The defendant was engaged in furnishing electric power to the Ebsary Gypsum Company, by which the plaintiff’s intestate was employed. He threw an iron pipe from a third-story window which came into contact with the defendant’s uninsulated power line and he received a shock which caused his death. This action was brought to recover damages because of the defendant’s negligence.
To my mind a mere statement of the fact that the defendant constructed and maintained a naked, high power line, carrying 11,000 volts of electricity, along the side of a factory, less than four feet from the building on one end and eight feet on the other, presents a question of fact as to its negligence. I think the decision of this case is controlled by the principle stated in the case of Braun v. Buffalo General Electric Co. (200 N. Y. 484), that is: “ Whether the respondent [defendant] in the exercise of reasonable care and foresight, should have apprehended that the premises over which the wires were strung might be so used as to bring people in contact with them, and whether, therefore, it should have guarded against such a contingency.” It was not necessary for the jury to find that the defendant should have apprehended that someone would throw an iron pipe twenty-five feet long from the third-story window and thus cause an injury. It is not essential that the defendant should have foreseen the particular consequences which might arise from the construction of the power line in the place and in the manner in which it was constructed. (McKenzie v. Waddell Coal Co., 89 App. Div. 415, 416; Lilly v. N. Y. C. & H. R. R. R. Co., 107 N. Y. 566, 575.)
The question is, should the defendant have anticipated, in the exercise of reasonable care, that the line as constructed constituted a menace and danger to people lawfully upon the premises? Is it so unreasonable to say that an employee of the factory might, in some way, cause something to come into contact with the live *208wire and thereby cause an injury that the court can say as a matter of law that such construction was not negligent? In the Braun case Judge Hiscock quoted from many cases illustrating the principle announced in that case. He also referred to the case of Horning v. Hudson River Telephone Co. (111 App. Div. 122; affd., 186 N. Y. 652). In that case a disused telephone wire dropped upon an uninsulated electric wire, thereby charging the telephone wire, with which the plaintiff came into contact and was injured. The contact of the two wires Was caused by the burning of a building to which the telephone wire was attached and it was held that the electric light company might be held negligent for failing to anticipate that the building which held the telephone wire was liable to burn and cause the telephone wire to come into contact with its uninsulated, high power - wire. That case extended the liability of a party maintaining a high power electric wire much further than the decision in the case at bar.
There is an exhaustive note to the case of City of Henderson v. Ashby (14 A. L. R. 1018; 179 Ky. 507) in which the cases where persons have been injured when employed near high power electric wires are collated. As I read the cases it is the tendency of the courts to hold companies which are distributing electricity over high power wires to a high degree of care.

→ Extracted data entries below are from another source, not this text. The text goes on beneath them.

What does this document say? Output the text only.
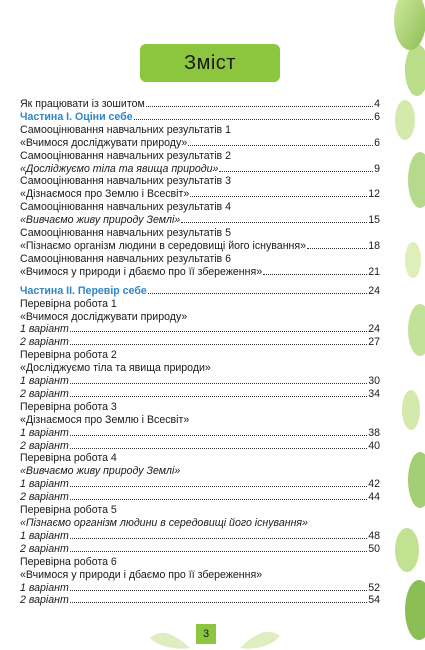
Зміст
Як працювати із зошитом	4
Частина І. Оціни себе	6
Самооцінювання навчальних результатів 1
«Вчимося досліджувати природу»	6
Самооцінювання навчальних результатів 2
«Досліджуємо тіла та явища природи»	9
Самооцінювання навчальних результатів 3
«Дізнаємося про Землю і Всесвіт»	12
Самооцінювання навчальних результатів 4
«Вивчаємо живу природу Землі»	15
Самооцінювання навчальних результатів 5
«Пізнаємо організм людини в середовищі його існування»	18
Самооцінювання навчальних результатів 6
«Вчимося у природи і дбаємо про її збереження»	21
Частина ІІ. Перевір себе	24
Перевірна робота 1
«Вчимося досліджувати природу»
1 варіант	24
2 варіант	27
Перевірна робота 2
«Досліджуємо тіла та явища природи»
1 варіант	30
2 варіант	34
Перевірна робота 3
«Дізнаємося про Землю і Всесвіт»
1 варіант	38
2 варіант	40
Перевірна робота 4
«Вивчаємо живу природу Землі»
1 варіант	42
2 варіант	44
Перевірна робота 5
«Пізнаємо організм людини в середовищі його існування»
1 варіант	48
2 варіант	50
Перевірна робота 6
«Вчимося у природи і дбаємо про її збереження»
1 варіант	52
2 варіант	54
3
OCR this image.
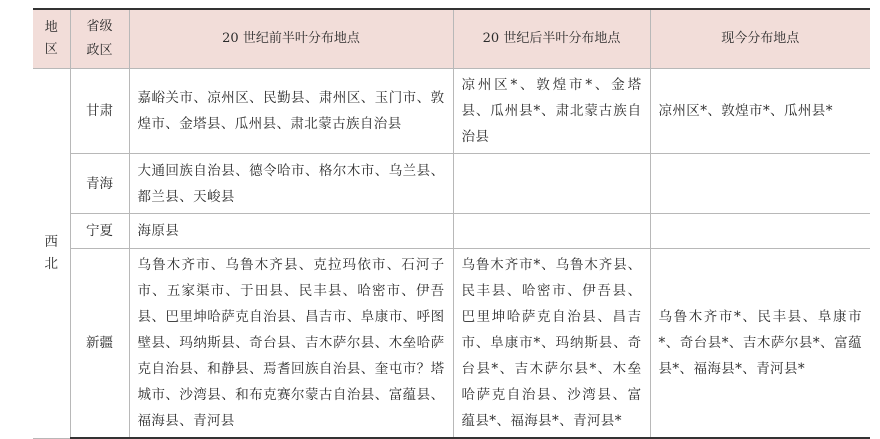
地区	省级政区	20 世纪前半叶分布地点	20 世纪后半叶分布地点	现今分布地点
西北	甘肃	嘉峪关市、凉州区、民勤县、肃州区、玉门市、敦煌市、金塔县、瓜州县、肃北蒙古族自治县	凉州区*、敦煌市*、金塔县、瓜州县*、肃北蒙古族自治县	凉州区*、敦煌市*、瓜州县*
	青海	大通回族自治县、德令哈市、格尔木市、乌兰县、都兰县、天峻县		
	宁夏	海原县		
	新疆	乌鲁木齐市、乌鲁木齐县、克拉玛依市、石河子市、五家渠市、于田县、民丰县、哈密市、伊吾县、巴里坤哈萨克自治县、昌吉市、阜康市、呼图壁县、玛纳斯县、奇台县、吉木萨尔县、木垒哈萨克自治县、和静县、焉耆回族自治县、奎屯市？塔城市、沙湾县、和布克赛尔蒙古自治县、富蕴县、福海县、青河县	乌鲁木齐市*、乌鲁木齐县、民丰县、哈密市、伊吾县、巴里坤哈萨克自治县、昌吉市、阜康市*、玛纳斯县、奇台县*、吉木萨尔县*、木垒哈萨克自治县、沙湾县、富蕴县*、福海县*、青河县*	乌鲁木齐市*、民丰县、阜康市*、奇台县*、吉木萨尔县*、富蕴县*、福海县*、青河县*
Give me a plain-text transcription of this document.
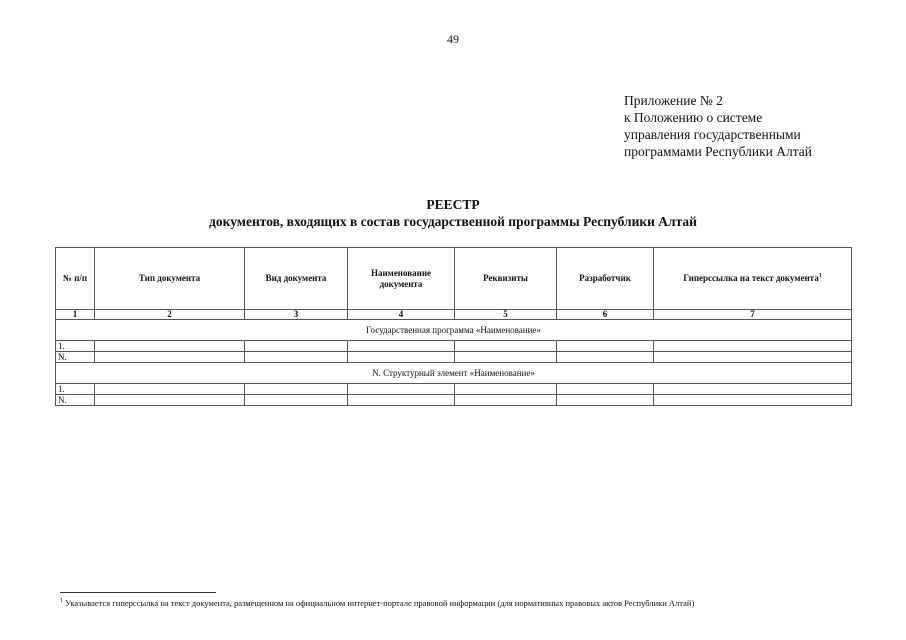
49
Приложение № 2
к Положению о системе
управления государственными
программами Республики Алтай
РЕЕСТР
документов, входящих в состав государственной программы Республики Алтай
№ п/п	Тип документа	Вид документа	Наименование документа	Реквизиты	Разработчик	Гиперссылка на текст документа$^1$
1	2	3	4	5	6	7
Государственная программа «Наименование»						
1.						
N.						
N. Структурный элемент «Наименование»						
1.						
N.						
$^1$ Указывается гиперссылка на текст документа, размещенном на официальном интернет-портале правовой информации (для нормативных правовых актов Республики Алтай)
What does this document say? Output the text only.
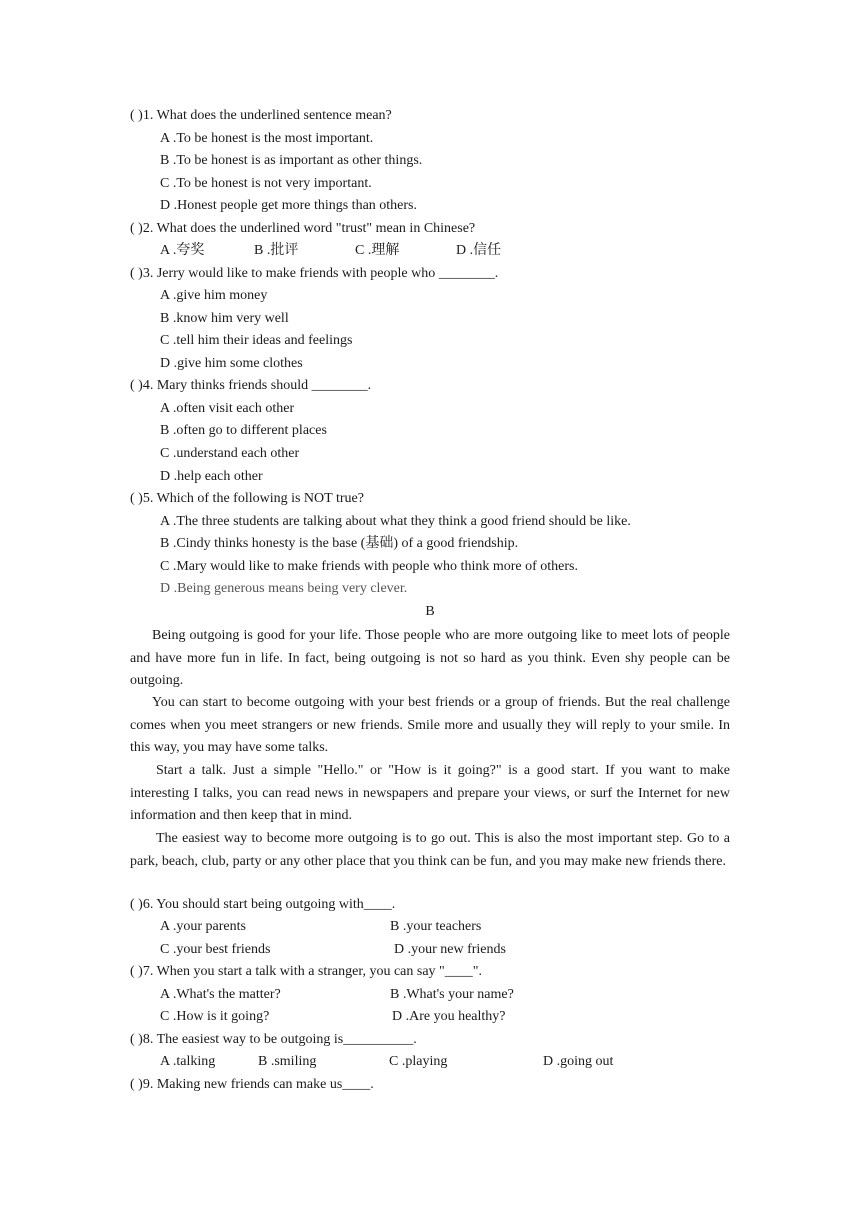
( )1. What does the underlined sentence mean?
A .To be honest is the most important.
B .To be honest is as important as other things.
C .To be honest is not very important.
D .Honest people get more things than others.
( )2. What does the underlined word "trust" mean in Chinese?
A .夸奖	B .批评	C .理解	D .信任
( )3. Jerry would like to make friends with people who ________.
A .give him money
B .know him very well
C .tell him their ideas and feelings
D .give him some clothes
( )4. Mary thinks friends should ________.
A .often visit each other
B .often go to different places
C .understand each other
D .help each other
( )5. Which of the following is NOT true?
A .The three students are talking about what they think a good friend should be like.
B .Cindy thinks honesty is the base (基础) of a good friendship.
C .Mary would like to make friends with people who think more of others.
D .Being generous means being very clever.
B

Being outgoing is good for your life. Those people who are more outgoing like to meet lots of people and have more fun in life. In fact, being outgoing is not so hard as you think. Even shy people can be outgoing.

You can start to become outgoing with your best friends or a group of friends. But the real challenge comes when you meet strangers or new friends. Smile more and usually they will reply to your smile. In this way, you may have some talks.

Start a talk. Just a simple "Hello." or "How is it going?" is a good start. If you want to make interesting I talks, you can read news in newspapers and prepare your views, or surf the Internet for new information and then keep that in mind.

The easiest way to become more outgoing is to go out. This is also the most important step. Go to a park, beach, club, party or any other place that you think can be fun, and you may make new friends there.

( )6. You should start being outgoing with____.
A .your parents	B .your teachers
C .your best friends	D .your new friends
( )7. When you start a talk with a stranger, you can say "____".
A .What's the matter?	B .What's your name?
C .How is it going?	D .Are you healthy?
( )8. The easiest way to be outgoing is__________.
A .talking	B .smiling	C .playing	D .going out
( )9. Making new friends can make us____.
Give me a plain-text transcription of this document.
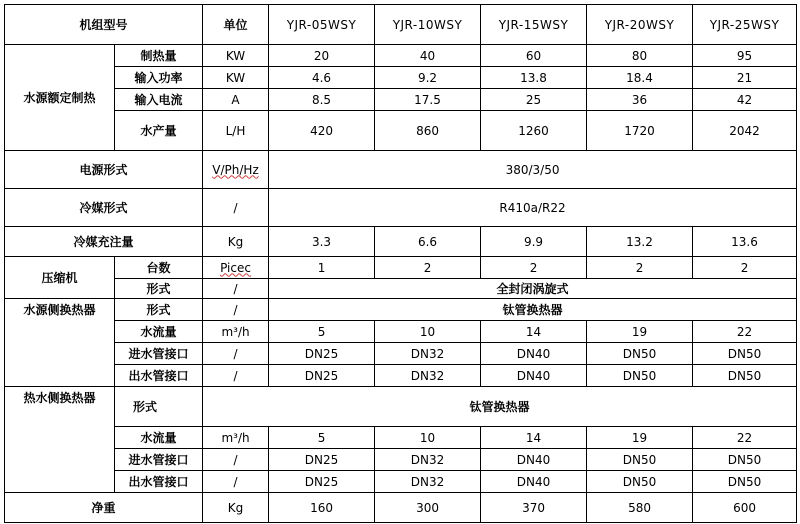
机组型号		单位	YJR-05WSY	YJR-10WSY	YJR-15WSY	YJR-20WSY	YJR-25WSY
水源额定制热	制热量	KW	20	40	60	80	95
	输入功率	KW	4.6	9.2	13.8	18.4	21
	输入电流	A	8.5	17.5	25	36	42
	水产量	L/H	420	860	1260	1720	2042
电源形式		V/Ph/Hz	380/3/50				
冷媒形式		/	R410a/R22				
冷媒充注量		Kg	3.3	6.6	9.9	13.2	13.6
压缩机	台数	Picec	1	2	2	2	2
	形式	/	全封闭涡旋式				
水源侧换热器	形式	/	钛管换热器				
	水流量	m³/h	5	10	14	19	22
	进水管接口	/	DN25	DN32	DN40	DN50	DN50
	出水管接口	/	DN25	DN32	DN40	DN50	DN50
热水侧换热器	形式	钛管换热器					
	水流量	m³/h	5	10	14	19	22
	进水管接口	/	DN25	DN32	DN40	DN50	DN50
	出水管接口	/	DN25	DN32	DN40	DN50	DN50
净重		Kg	160	300	370	580	600
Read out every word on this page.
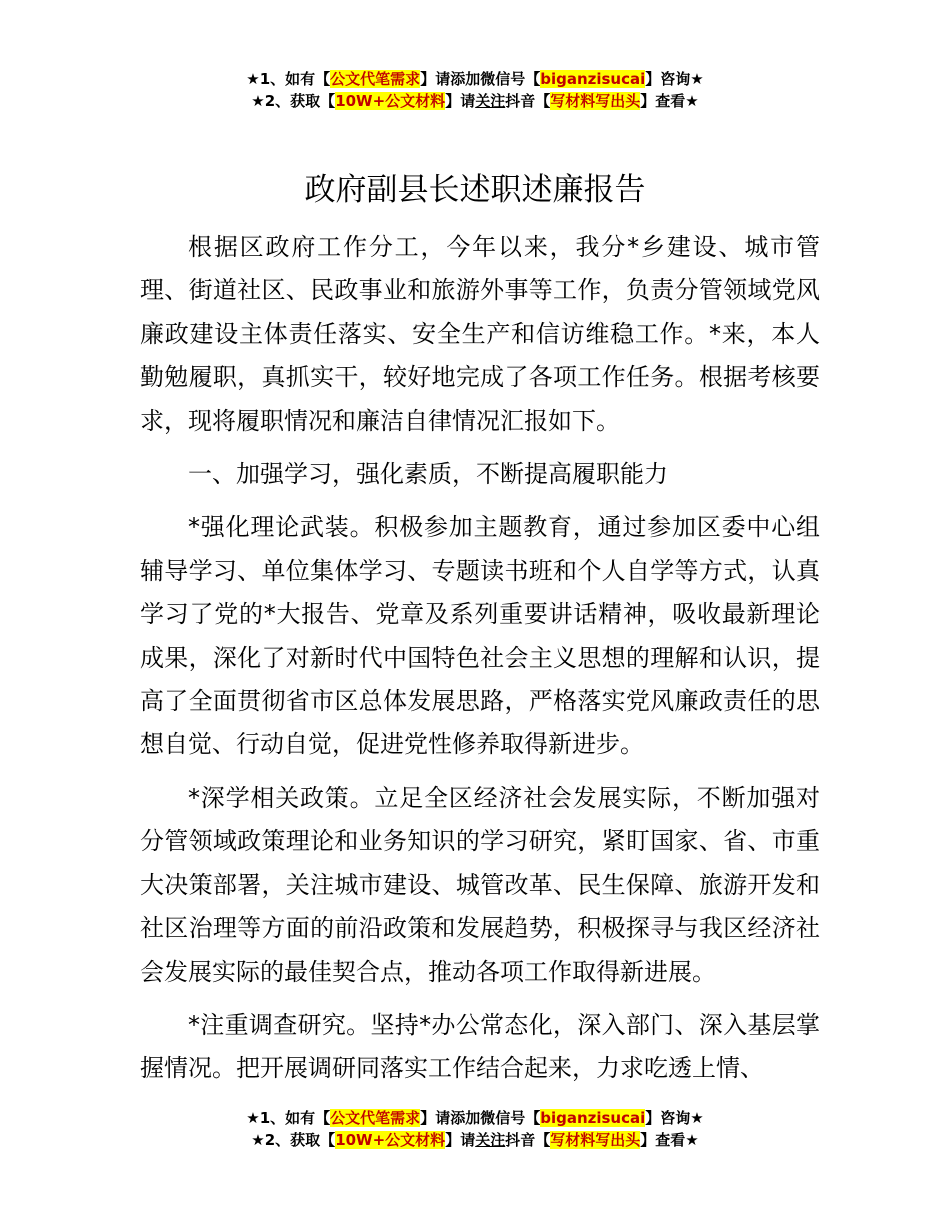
★1、如有【公文代笔需求】请添加微信号【biganzisucai】咨询★
★2、获取【10W+公文材料】请关注抖音【写材料写出头】查看★
政府副县长述职述廉报告

根据区政府工作分工，今年以来，我分*乡建设、城市管理、街道社区、民政事业和旅游外事等工作，负责分管领域党风廉政建设主体责任落实、安全生产和信访维稳工作。*来，本人勤勉履职，真抓实干，较好地完成了各项工作任务。根据考核要求，现将履职情况和廉洁自律情况汇报如下。

一、加强学习，强化素质，不断提高履职能力

*强化理论武装。积极参加主题教育，通过参加区委中心组辅导学习、单位集体学习、专题读书班和个人自学等方式，认真学习了党的*大报告、党章及系列重要讲话精神，吸收最新理论成果，深化了对新时代中国特色社会主义思想的理解和认识，提高了全面贯彻省市区总体发展思路，严格落实党风廉政责任的思想自觉、行动自觉，促进党性修养取得新进步。

*深学相关政策。立足全区经济社会发展实际，不断加强对分管领域政策理论和业务知识的学习研究，紧盯国家、省、市重大决策部署，关注城市建设、城管改革、民生保障、旅游开发和社区治理等方面的前沿政策和发展趋势，积极探寻与我区经济社会发展实际的最佳契合点，推动各项工作取得新进展。

*注重调查研究。坚持*办公常态化，深入部门、深入基层掌握情况。把开展调研同落实工作结合起来，力求吃透上情、

★1、如有【公文代笔需求】请添加微信号【biganzisucai】咨询★
★2、获取【10W+公文材料】请关注抖音【写材料写出头】查看★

I do not think that the case of Adams v. Bullock (227 N. Y. 208) holds anything favorable to the appellant’s position. In that case the wire was a trolley wire which could not be insulated. Judge Cardozo said: “ There is, we may add, a distinction, not to be ignored, between electric light and trolley wires. The distinction is that the former may be insulated. Chance of harm, though remote, may betoken negligence, if needless. Facility of protection may impose a duty to protect. With trolley wires, the case is different. Insulation is impossible.” Here, when the defendant placed this uninsulated wire, there Was a chance of danger, though remote. By the construction adopted the defendant needlessly so placed its wire without insulation that because of that chance the plaintiff’s intestate met his death. Judge Cardozo also said in his opinion in that case: “ Reasonable care in the use of a destructive agency imports a high degree of vigilance.” I think it Was for the jury to say whether the defendant was negligent, and that its verdict is sustained by the evidence.
The learned trial justice in his main charge properly. submitted to the jury the question of negligence. He instructed it to determine whether the defendant should, in the exercise of reasonable care, have anticipated that persons engaged about the Gypsum Company’s plant might be injured because of the location and con*209dition of the high power wire. The limitations which he afterwards placed upon the main charge were favorable to the defendant and do not constitute reversible error.
The judgment and order should be affirmed, with costs.
Davis and Crouch, JJ., concur; Clark and Taylor, JJ., dissent on the law and facts in a memorandum and vote for reversal and granting a new trial.